Sächsische Zeitung, Görlitz, 28.10.2023

Kleinstadt erlebt seltenes Schauspiel: letztes Läuten der Glocken

Die St. Johanniskirche in Reichenbach erhält neue Glocken. Doch zuvor muss der Glockenstuhl saniert werden. Am Reformationstag läuten die alten Glocken das letzte Mal.

Von Constanze Junghanß

Die evangelische St. Johanniskirche in Reichenbach erhält neue Glocken – zuvor muss der Glockenstuhl saniert werden. © Foto: SZ/Constanze Junghanß

Der 10. November dürfte in die Stadtgeschichte Reichenbachs eingehen. An diesem Tag wird ein Teil der dicken Turmmauer der Kirche durchbrochen. Ein großer Kran rückt an. Das Nachkriegsgeläut und die alte Originalglocke aus der Glockenstube der evangelischen St. Johanneskirche werden an diesem Nachmittag mit tatkräftiger Unterstützung vieler fleißiger Hände herausgehoben. „Das ist auch ein Abschied vom Glockenklang für eine längere Zeit“, sagt Pfarrer Christoph Wiesener. 236 Tage, fast 34 Wochen, bleiben die Glocken dann still. Sie werden am 31. Oktober letztmals geläutet – zum Abschied übrigens per Hand.

Der Glockenstuhl ist stark sanierungsbedürftig. Dazu kommt, dass zwei der drei Glocken nicht mehr original sind. Im Zweiten Weltkrieg wurden sie wie viele andere Bronze-Glocken im Land konfisziert und landeten auf dem Glockenfriedhof Hamburg. Der Glockenfriedhof war Ausgangspunkt für das Einschmelzen der Glocken, um Kriegsmaterial herzustellen.

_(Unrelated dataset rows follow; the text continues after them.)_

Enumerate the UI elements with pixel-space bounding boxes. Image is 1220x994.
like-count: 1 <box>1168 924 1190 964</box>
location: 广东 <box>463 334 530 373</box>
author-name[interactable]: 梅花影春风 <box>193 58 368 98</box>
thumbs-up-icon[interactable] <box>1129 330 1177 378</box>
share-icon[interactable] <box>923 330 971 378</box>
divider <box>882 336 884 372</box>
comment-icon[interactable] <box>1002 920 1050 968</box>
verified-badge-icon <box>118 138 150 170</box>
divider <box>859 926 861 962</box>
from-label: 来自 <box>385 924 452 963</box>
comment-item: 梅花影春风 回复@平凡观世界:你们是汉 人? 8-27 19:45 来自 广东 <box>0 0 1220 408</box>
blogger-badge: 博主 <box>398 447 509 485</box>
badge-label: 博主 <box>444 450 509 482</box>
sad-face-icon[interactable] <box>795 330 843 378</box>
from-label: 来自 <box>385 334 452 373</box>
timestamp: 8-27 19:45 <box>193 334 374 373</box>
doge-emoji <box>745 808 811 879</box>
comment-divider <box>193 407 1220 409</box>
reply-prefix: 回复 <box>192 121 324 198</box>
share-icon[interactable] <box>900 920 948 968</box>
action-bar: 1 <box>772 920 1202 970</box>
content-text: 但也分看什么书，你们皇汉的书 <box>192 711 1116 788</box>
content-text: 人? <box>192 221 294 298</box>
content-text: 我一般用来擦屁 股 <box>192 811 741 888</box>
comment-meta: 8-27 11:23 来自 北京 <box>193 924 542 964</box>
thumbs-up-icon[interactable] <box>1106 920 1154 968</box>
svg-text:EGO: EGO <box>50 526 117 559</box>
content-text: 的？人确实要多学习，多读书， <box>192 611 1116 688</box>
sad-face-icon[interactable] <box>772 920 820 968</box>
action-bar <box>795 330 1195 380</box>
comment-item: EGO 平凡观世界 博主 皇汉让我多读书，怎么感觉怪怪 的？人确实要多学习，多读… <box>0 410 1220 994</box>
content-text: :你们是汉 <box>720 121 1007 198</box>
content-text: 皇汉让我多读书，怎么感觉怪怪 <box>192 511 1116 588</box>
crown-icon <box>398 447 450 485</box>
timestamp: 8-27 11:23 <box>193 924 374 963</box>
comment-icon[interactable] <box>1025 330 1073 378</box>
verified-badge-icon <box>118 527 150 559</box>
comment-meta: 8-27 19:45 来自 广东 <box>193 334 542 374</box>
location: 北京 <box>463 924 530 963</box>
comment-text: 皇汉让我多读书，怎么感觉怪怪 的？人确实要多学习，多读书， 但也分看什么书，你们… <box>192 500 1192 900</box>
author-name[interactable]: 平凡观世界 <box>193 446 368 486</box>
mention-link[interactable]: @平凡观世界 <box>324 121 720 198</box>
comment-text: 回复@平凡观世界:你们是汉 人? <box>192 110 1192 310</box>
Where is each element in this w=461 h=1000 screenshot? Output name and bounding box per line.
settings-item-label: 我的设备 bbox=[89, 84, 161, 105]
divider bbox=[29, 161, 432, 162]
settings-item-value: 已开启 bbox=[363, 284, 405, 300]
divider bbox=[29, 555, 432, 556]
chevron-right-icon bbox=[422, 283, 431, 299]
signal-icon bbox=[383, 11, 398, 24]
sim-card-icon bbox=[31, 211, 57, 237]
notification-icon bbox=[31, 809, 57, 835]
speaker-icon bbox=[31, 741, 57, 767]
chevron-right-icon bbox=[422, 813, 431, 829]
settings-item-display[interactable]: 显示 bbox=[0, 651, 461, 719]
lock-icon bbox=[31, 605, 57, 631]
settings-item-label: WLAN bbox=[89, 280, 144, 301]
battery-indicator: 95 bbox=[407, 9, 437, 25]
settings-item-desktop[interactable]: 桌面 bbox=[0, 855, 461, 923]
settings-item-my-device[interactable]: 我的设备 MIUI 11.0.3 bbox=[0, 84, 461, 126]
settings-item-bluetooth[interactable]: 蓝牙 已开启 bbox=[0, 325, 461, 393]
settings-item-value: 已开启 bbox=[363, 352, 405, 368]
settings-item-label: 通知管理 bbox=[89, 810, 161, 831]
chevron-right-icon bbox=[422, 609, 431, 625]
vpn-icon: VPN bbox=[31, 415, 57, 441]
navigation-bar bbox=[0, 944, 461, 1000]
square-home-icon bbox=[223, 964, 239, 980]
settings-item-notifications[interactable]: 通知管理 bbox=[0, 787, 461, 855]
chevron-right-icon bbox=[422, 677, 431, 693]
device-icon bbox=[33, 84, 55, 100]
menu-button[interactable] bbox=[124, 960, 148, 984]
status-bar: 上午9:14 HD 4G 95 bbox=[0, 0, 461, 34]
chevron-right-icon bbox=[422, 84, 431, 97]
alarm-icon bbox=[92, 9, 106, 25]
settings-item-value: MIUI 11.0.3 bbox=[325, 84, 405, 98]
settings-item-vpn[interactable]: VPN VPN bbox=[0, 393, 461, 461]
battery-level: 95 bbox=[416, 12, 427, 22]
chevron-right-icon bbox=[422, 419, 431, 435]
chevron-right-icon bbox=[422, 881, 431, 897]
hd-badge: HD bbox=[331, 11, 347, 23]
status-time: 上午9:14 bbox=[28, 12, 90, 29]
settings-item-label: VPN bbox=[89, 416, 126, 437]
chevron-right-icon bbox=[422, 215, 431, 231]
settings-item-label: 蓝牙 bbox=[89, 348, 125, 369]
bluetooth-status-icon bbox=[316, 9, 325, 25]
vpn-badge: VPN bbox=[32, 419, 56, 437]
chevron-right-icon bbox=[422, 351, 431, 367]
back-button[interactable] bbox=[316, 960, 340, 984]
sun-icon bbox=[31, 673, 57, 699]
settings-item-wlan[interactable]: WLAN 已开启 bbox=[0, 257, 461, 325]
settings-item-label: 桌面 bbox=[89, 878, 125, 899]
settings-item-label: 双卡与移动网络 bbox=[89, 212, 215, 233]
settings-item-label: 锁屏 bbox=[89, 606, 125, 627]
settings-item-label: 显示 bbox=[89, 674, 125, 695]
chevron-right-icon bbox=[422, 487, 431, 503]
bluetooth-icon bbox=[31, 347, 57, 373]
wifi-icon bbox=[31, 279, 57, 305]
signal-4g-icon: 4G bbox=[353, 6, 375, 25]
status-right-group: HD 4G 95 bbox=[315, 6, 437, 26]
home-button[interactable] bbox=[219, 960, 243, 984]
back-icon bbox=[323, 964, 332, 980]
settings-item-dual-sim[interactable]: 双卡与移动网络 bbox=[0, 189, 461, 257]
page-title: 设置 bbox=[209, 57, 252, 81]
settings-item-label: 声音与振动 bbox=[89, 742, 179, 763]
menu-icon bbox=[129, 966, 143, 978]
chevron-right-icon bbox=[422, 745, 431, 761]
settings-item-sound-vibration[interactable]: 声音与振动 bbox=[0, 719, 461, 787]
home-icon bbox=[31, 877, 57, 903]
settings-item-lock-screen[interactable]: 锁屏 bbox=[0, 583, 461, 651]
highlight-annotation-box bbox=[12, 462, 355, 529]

Das Modell des neuen Glockenstuhls wird zum Reformationstag zu sehen sein. Kirchengemeinderat Steffen Träger zeigt auf dem Plakat, welche Balken ersetzt werden müssen.
© Foto: SZ/Constanze Junghanß

Nach dem Krieg wurden die Reichenbacher Glocken ersetzt. Das Geläut allerdings gilt gegenüber den Original-Glocken als weniger harmonisch. Außerdem ist die fast 1.000 Kilogramm schwere Christusglocke aus Stahl in die Jahre gekommen, muss ausgetauscht werden. Um die Sanierungsarbeiten am Glockenstuhl durchzuführen, kommen die Glocken runter vom Turm. Sie finden im Eingangsbereich der Kirche ihren vorläufigen Platz. Im Sommer 2024 kommen die neu gegossenen Bronzeglocken nach Reichenbach. Da feiert die Kirchgemeinde die Wiedereinweihung der St. Johanniskirche vor 350 Jahren, zahlreiche Veranstaltungen, Konzerte und ein Volksfest sind geplant.

Feierlich geht es bereits zum Reformationstag am 31. Oktober zu. 14 Uhr und gemeinsam mit Waldhufen, Vierkirchen und Meuselwitz wird ein Regionalabendmahlsgottesdienst gefeiert. Das letzte Läuten übernehmen von Hand die Buchholzer Glockenläuter. „Dafür wurden extra Läuteseile von der Hanf- und Drahtseilerei Goltz in Görlitz hergestellt“, sagt Pfarrer Wiesener. Das Abschiedsgeläut wird live auf einer Leinwand im Kirchenraum übertragen und ist im Stadtgebiet zu hören.

Abgenommen werden die Glocken dann am 10. November um 16 Uhr. Zeitzeugen berichten an diesem Tag, wie die Ersatzglocken nach dem Krieg in die Kirche kamen. Dazu wird ein Gedicht verlesen, wie die Glocken 1942 für den Krieg herausgenommen wurden. Die Glocken stehen anschließend „Modell“ für alle, die den besonderen Moment mit der Kamera einfangen wollen.